Now: Oh man. Write those lyrics down and read them over. ‘If I never see the English evergreens I’m running to / it’s nothing to me’; ‘I’m dying to / push their backs against the grain and fool them all again and again / I’m trying to’; ‘Don’t believe for just one second I’m forgetting you.’ And the drama in his voice… you might be tearing up around now.
'I Can’t Give Everything Away'
Then: Continuing in the same vein as ‘Dollar Days’, there’s more of a sense of relative emotional exposure from Bowie here. The music is bright, and based around upbeat keyboards and a bit of harmonica alongside the sax. Mostly repeating the title line with a tone of impassioned conflict to its lullaby croon, Bowie’s voice sounds most connected to that of his youth; in this case the alluring softness of ‘China Girl’ or ‘Absolute Beginners’. The words are also a reference to that sense of disguised, stand-offish reserve which his best work bears, and this record certainly falls into that category.

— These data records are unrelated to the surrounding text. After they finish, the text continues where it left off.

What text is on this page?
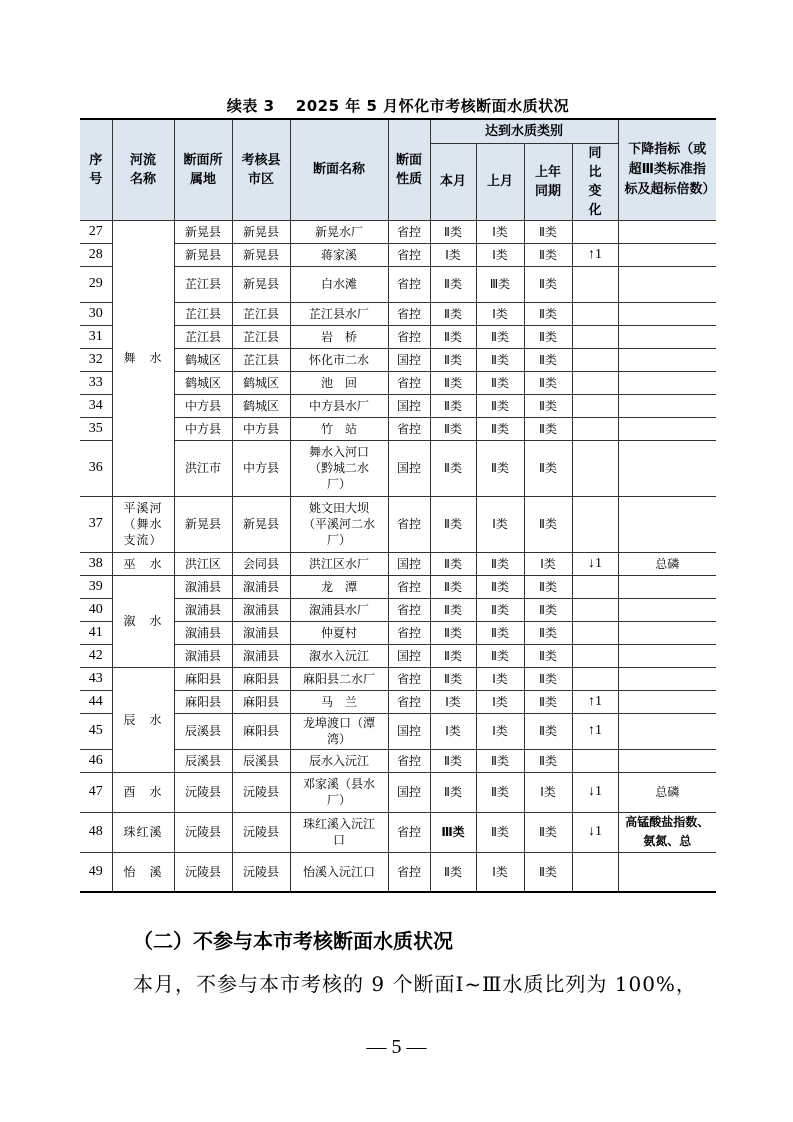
续表 3　 2025 年 5 月怀化市考核断面水质状况
序号	河流名称	断面所属地	考核县市区	断面名称	断面性质	达到水质类别				下降指标（或超Ⅲ类标准指标及超标倍数）
						本月	上月	上年同期	同比变化	
27	舞　水	新晃县	新晃县	新晃水厂	省控	Ⅱ类	Ⅰ类	Ⅱ类		
28		新晃县	新晃县	蒋家溪	省控	Ⅰ类	Ⅰ类	Ⅱ类	↑1	
29		芷江县	新晃县	白水滩	省控	Ⅱ类	Ⅲ类	Ⅱ类		
30		芷江县	芷江县	芷江县水厂	省控	Ⅱ类	Ⅰ类	Ⅱ类		
31		芷江县	芷江县	岩　桥	省控	Ⅱ类	Ⅱ类	Ⅱ类		
32		鹤城区	芷江县	怀化市二水	国控	Ⅱ类	Ⅱ类	Ⅱ类		
33		鹤城区	鹤城区	池　回	省控	Ⅱ类	Ⅱ类	Ⅱ类		
34		中方县	鹤城区	中方县水厂	国控	Ⅱ类	Ⅱ类	Ⅱ类		
35		中方县	中方县	竹　站	省控	Ⅱ类	Ⅱ类	Ⅱ类		
36		洪江市	中方县	舞水入河口（黔城二水厂）	国控	Ⅱ类	Ⅱ类	Ⅱ类		
37	平溪河（舞水支流）	新晃县	新晃县	姚文田大坝（平溪河二水厂）	省控	Ⅱ类	Ⅰ类	Ⅱ类		
38	巫　水	洪江区	会同县	洪江区水厂	国控	Ⅱ类	Ⅱ类	Ⅰ类	↓1	总磷
39	溆　水	溆浦县	溆浦县	龙　潭	省控	Ⅱ类	Ⅱ类	Ⅱ类		
40		溆浦县	溆浦县	溆浦县水厂	省控	Ⅱ类	Ⅱ类	Ⅱ类		
41		溆浦县	溆浦县	仲夏村	省控	Ⅱ类	Ⅱ类	Ⅱ类		
42		溆浦县	溆浦县	溆水入沅江	国控	Ⅱ类	Ⅱ类	Ⅱ类		
43	辰　水	麻阳县	麻阳县	麻阳县二水厂	省控	Ⅱ类	Ⅰ类	Ⅱ类		
44		麻阳县	麻阳县	马　兰	省控	Ⅰ类	Ⅰ类	Ⅱ类	↑1	
45		辰溪县	麻阳县	龙埠渡口（潭湾）	国控	Ⅰ类	Ⅰ类	Ⅱ类	↑1	
46		辰溪县	辰溪县	辰水入沅江	省控	Ⅱ类	Ⅱ类	Ⅱ类		
47	酉　水	沅陵县	沅陵县	邓家溪（县水厂）	国控	Ⅱ类	Ⅱ类	Ⅰ类	↓1	总磷
48	珠红溪	沅陵县	沅陵县	珠红溪入沅江口	省控	Ⅲ类	Ⅱ类	Ⅱ类	↓1	高锰酸盐指数、氨氮、总
49	怡　溪	沅陵县	沅陵县	怡溪入沅江口	省控	Ⅱ类	Ⅰ类	Ⅱ类		
（二）不参与本市考核断面水质状况
本月，不参与本市考核的 9 个断面Ⅰ~Ⅲ水质比列为 100%，
— 5 —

Blackstar may be his last, or it may be far from it, but it would be a wonderful and still-essential way to bow out.
Now: Indeed. There’s a key verse in there which seems to have Bowie summing up the purpose of his entire career, if you want to take it like that: ‘Seeing more and feeling less / saying no but meaning yes / this is all I ever meant.’ But really, now we’re at the end, the time for signs and clues is over. Listen to the purposeful sweep of the music and the charming, emotive quality of his voice. Bowie wasn’t a star because he always looked effortlessly good, or wrong-footed us with his style changes, or seemed to have a grand plan which moved beyond mortal understanding. At his best he simply made effortlessly beautiful music which moved the feet or the heart, and left you feeling changed for having heard it. This is definitely one of those songs.
Blackstar by David Bowie is out now on Columbia.